28 februari 2017
SGP vindt goed armoedebeleid belangrijk
Het minimabeleid in Apeldoorn blijft de aandacht vragen. Het gaat om een grote groep inwoners. De armoede moet worden tegengegaan, vindt de SGP.
Mensen met een minimuminkomen hebben het niet gemakkelijk. Zij hebben het weliswaar niet zo moeilijk als in vele arme delen van de wereld, maar het is wel belangrijk dat zij worden geholpen.
Om hen te ondersteunen heeft de gemeente een zogenaamd minima- en armoedebeleid. Daar maakten vorig jaar circa 12.500 inwoners gebruik van, ofwel 8 procent van de Apeldoornse bevolking. Hiertoe behoren bijna 2900 kinderen. Het betreft mensen op bijstandsniveau tot 120 procent van de bijstand. Ook gepensioneerden zonder of met een klein aanvullend pensioen vallen in deze categorie.
Strippenkaart
Met het armoedebeleid was vorig jaar 8 miljoen euro gemoeid. Hiervan ging 3,6 miljoen euro naar de bijzondere bijstand en 4,4 miljoen euro naar minimaregelingen. Dat betreft bijvoorbeeld een speciale zorgverzekering, de Regelrecht-strippenkaart van 46 of 69 euro (hiermee kunnen minima korting krijgen bij onder andere cursussen, cultuur, sport, winkels en het Reformatorisch Dagblad) en de Kidskaart van 75 euro per kind.
Daarnaast zijn er nog verschillende regelingen. Voorbeelden zijn de bijdragen van Stichting Leergeld voor kinderen voor school, sport en cultuur en het kwijtscheldingsbeleid (bijvoorbeeld afvalstoffenheffing, hondenbelasting, OZB en waterschap).
Armoedeval
Belangrijk is dat het armoedebeleid effectief is. Daarom wil de raad beter zicht krijgen op de positie van de lage inkomens en op de vraag of het minimabeleid echt helpt. Het Nibud (het Nationaal Instituut voor Budgetvoorlichting) kreeg de opdracht dit uit te zoeken.
Begin dit jaar presenteerde het Nibud de onderzoeksresultaten. Daarin werd geconstateerd dat de inkomensondersteuning in Apeldoorn een duidelijk positief effect heeft op de minima, ook in vergelijking met andere gemeenten.

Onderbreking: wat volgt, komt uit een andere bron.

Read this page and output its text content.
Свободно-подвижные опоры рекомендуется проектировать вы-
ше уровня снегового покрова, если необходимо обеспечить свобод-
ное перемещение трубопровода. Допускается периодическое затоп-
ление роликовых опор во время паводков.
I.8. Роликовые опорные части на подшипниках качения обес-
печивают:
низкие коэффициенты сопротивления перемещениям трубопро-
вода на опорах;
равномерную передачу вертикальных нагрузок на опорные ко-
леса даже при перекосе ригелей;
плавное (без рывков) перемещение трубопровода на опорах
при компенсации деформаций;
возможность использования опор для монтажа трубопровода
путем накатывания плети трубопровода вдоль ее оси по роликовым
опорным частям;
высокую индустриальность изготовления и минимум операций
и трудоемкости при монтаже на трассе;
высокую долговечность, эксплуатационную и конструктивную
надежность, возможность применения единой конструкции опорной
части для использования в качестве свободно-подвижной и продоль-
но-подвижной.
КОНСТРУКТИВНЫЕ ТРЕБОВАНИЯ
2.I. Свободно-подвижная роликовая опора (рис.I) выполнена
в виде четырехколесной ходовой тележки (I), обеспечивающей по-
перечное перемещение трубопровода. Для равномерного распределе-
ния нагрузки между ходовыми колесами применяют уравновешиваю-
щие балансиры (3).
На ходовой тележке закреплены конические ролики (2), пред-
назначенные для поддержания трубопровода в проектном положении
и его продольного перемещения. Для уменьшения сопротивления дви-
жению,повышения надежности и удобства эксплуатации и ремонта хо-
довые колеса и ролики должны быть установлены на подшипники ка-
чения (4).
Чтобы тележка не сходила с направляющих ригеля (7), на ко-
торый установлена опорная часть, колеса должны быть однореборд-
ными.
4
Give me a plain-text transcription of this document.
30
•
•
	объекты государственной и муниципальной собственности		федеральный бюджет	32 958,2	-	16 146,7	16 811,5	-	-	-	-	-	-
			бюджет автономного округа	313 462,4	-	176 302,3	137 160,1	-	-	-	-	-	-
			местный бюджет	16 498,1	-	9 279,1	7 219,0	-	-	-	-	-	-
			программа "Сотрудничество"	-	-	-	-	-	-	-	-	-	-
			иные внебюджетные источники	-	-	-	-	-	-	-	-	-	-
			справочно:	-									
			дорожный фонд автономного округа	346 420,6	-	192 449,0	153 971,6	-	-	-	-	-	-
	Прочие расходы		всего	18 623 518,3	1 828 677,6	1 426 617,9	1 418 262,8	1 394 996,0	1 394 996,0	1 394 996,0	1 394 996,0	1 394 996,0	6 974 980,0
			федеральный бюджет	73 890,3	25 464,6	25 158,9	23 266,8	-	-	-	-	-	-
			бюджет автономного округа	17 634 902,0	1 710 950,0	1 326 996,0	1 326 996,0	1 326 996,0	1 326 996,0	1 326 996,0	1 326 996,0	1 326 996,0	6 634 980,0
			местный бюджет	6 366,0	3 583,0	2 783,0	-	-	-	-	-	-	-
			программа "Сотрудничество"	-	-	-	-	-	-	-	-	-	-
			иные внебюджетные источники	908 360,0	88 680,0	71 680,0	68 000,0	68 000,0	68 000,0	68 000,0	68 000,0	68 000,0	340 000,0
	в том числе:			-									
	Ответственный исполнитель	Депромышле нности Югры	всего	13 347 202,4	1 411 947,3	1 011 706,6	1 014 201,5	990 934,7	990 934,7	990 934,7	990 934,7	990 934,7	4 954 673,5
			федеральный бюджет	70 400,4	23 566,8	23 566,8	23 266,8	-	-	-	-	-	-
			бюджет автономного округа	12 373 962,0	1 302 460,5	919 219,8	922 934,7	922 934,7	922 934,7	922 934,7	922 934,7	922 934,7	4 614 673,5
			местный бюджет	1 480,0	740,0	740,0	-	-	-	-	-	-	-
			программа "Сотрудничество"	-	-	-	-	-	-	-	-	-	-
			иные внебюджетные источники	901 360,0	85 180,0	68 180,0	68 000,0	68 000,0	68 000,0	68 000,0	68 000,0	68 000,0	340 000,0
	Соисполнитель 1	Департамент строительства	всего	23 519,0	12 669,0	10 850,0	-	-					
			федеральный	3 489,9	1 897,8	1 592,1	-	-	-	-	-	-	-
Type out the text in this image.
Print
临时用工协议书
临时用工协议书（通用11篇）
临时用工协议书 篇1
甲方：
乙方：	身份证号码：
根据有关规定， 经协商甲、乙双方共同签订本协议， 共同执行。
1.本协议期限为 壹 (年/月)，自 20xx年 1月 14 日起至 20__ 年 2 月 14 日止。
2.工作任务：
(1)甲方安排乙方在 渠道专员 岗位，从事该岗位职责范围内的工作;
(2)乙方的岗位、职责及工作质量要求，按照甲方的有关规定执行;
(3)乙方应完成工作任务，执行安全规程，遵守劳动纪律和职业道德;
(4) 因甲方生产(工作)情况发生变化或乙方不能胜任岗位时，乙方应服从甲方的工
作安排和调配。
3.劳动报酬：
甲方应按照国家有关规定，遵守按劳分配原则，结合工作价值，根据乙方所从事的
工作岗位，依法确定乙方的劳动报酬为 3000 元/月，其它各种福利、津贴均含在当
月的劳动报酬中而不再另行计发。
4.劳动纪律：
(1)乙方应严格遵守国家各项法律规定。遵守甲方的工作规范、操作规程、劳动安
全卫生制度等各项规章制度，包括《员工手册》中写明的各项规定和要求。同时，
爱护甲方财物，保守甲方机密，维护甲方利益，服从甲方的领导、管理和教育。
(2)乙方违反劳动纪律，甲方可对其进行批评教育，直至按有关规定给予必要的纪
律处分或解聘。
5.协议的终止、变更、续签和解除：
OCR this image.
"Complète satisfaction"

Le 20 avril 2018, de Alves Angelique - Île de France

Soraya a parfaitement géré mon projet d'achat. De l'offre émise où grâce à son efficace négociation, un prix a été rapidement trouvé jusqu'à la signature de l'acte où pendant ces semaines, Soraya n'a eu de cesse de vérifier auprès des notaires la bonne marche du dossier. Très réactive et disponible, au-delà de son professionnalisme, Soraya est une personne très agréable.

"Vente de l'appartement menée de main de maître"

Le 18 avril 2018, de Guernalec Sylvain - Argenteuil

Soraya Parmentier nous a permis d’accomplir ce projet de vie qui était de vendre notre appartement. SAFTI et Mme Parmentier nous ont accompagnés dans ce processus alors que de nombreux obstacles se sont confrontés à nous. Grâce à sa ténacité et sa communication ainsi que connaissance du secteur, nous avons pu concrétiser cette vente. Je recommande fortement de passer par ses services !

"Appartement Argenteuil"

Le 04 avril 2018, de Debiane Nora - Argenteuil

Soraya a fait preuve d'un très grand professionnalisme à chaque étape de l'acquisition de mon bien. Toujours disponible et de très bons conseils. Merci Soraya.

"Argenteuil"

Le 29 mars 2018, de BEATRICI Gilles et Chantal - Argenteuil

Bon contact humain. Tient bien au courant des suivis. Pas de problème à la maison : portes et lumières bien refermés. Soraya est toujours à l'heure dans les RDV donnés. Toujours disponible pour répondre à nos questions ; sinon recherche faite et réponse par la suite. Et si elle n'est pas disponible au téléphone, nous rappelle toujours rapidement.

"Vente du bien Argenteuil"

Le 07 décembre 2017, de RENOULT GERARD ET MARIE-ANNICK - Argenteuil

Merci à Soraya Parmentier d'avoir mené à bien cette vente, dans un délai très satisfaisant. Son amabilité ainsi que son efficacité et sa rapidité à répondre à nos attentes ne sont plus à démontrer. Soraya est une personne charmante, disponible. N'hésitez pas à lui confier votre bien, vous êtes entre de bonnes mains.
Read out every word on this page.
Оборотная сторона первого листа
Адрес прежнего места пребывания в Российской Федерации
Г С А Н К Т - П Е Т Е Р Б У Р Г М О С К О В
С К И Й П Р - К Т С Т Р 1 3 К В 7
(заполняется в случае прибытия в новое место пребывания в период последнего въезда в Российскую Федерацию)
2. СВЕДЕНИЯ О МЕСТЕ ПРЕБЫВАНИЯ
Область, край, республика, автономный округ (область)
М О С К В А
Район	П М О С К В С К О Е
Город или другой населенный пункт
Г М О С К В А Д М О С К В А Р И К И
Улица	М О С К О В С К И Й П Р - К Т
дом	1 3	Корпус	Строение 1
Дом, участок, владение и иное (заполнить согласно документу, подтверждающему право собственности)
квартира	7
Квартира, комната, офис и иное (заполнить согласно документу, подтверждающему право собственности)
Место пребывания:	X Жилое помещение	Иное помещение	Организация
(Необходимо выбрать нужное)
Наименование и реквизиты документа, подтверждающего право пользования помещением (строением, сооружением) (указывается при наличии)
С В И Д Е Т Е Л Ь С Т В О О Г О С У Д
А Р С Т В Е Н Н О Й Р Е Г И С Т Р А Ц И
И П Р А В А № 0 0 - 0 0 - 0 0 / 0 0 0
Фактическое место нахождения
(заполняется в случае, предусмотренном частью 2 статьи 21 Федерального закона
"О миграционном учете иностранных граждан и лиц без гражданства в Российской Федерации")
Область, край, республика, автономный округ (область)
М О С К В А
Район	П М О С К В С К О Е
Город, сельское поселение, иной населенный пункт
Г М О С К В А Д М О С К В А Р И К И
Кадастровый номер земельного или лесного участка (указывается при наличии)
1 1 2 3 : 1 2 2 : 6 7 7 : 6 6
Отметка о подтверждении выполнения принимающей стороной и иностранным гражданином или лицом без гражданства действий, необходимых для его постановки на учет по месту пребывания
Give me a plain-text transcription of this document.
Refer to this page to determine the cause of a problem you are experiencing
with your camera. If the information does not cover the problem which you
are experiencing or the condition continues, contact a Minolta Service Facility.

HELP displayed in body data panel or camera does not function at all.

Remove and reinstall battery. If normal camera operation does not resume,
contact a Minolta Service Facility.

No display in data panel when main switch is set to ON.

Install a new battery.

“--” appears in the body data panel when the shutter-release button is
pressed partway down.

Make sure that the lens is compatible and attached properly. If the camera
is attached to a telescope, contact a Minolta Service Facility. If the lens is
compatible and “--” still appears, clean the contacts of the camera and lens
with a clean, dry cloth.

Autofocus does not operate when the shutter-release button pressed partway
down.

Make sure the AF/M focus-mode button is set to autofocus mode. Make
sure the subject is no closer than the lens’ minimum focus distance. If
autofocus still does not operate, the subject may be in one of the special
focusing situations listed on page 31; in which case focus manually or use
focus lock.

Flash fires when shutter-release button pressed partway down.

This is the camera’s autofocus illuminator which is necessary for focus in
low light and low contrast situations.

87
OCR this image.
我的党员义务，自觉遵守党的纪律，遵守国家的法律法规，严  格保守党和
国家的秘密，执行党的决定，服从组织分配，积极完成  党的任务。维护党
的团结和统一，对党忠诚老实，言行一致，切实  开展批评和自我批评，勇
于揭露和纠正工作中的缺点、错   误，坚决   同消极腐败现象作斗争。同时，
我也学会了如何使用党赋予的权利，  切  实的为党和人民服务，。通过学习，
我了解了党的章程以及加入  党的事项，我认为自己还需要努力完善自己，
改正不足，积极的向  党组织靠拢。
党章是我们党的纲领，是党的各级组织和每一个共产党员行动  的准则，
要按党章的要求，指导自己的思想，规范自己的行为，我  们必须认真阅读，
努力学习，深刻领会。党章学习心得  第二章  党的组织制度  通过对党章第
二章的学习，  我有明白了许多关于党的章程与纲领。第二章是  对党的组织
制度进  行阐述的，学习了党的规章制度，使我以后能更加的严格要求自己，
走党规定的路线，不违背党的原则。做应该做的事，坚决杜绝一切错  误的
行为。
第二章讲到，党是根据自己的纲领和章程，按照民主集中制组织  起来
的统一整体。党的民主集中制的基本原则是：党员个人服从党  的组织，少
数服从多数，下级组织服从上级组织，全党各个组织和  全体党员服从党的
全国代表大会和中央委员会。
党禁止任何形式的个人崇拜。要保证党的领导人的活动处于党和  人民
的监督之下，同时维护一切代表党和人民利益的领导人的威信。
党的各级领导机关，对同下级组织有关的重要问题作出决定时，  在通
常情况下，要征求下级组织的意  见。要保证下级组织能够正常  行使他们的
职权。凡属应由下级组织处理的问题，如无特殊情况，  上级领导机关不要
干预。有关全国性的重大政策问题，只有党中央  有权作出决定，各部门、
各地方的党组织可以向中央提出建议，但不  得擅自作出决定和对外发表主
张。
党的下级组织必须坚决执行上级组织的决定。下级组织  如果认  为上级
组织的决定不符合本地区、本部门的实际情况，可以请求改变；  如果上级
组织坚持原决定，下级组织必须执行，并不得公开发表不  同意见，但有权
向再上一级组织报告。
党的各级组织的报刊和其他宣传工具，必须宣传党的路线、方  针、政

Een belangrijk punt van aandacht is wel dat de mensen met een inkomen tussen 120 en 150 procent van het minimum het vaak moeilijker hebben, omdat zij nauwelijks of niet in aanmerking komen voor allerlei toeslagen en regelingen. Hierdoor kan er sprake zijn van een armoedeval. Deze situatie kan bijvoorbeeld ontstaan als iemand eerst in de bijstand zit en dan een iets hoger inkomen krijgt als hij aan het werk gaat. Per saldo kan iemand er dan ineens op achteruitgaan.
Een ander groot probleem vormen de zorgkosten voor met name alleenstaanden en (eenouder-)gezinnen met kinderen. Gezinnen met kinderen zijn sowieso het meest kwetsbaar. Het Nibud adviseert om daar meer aan te doen via bijvoorbeeld een verhoging van de Kidskaart.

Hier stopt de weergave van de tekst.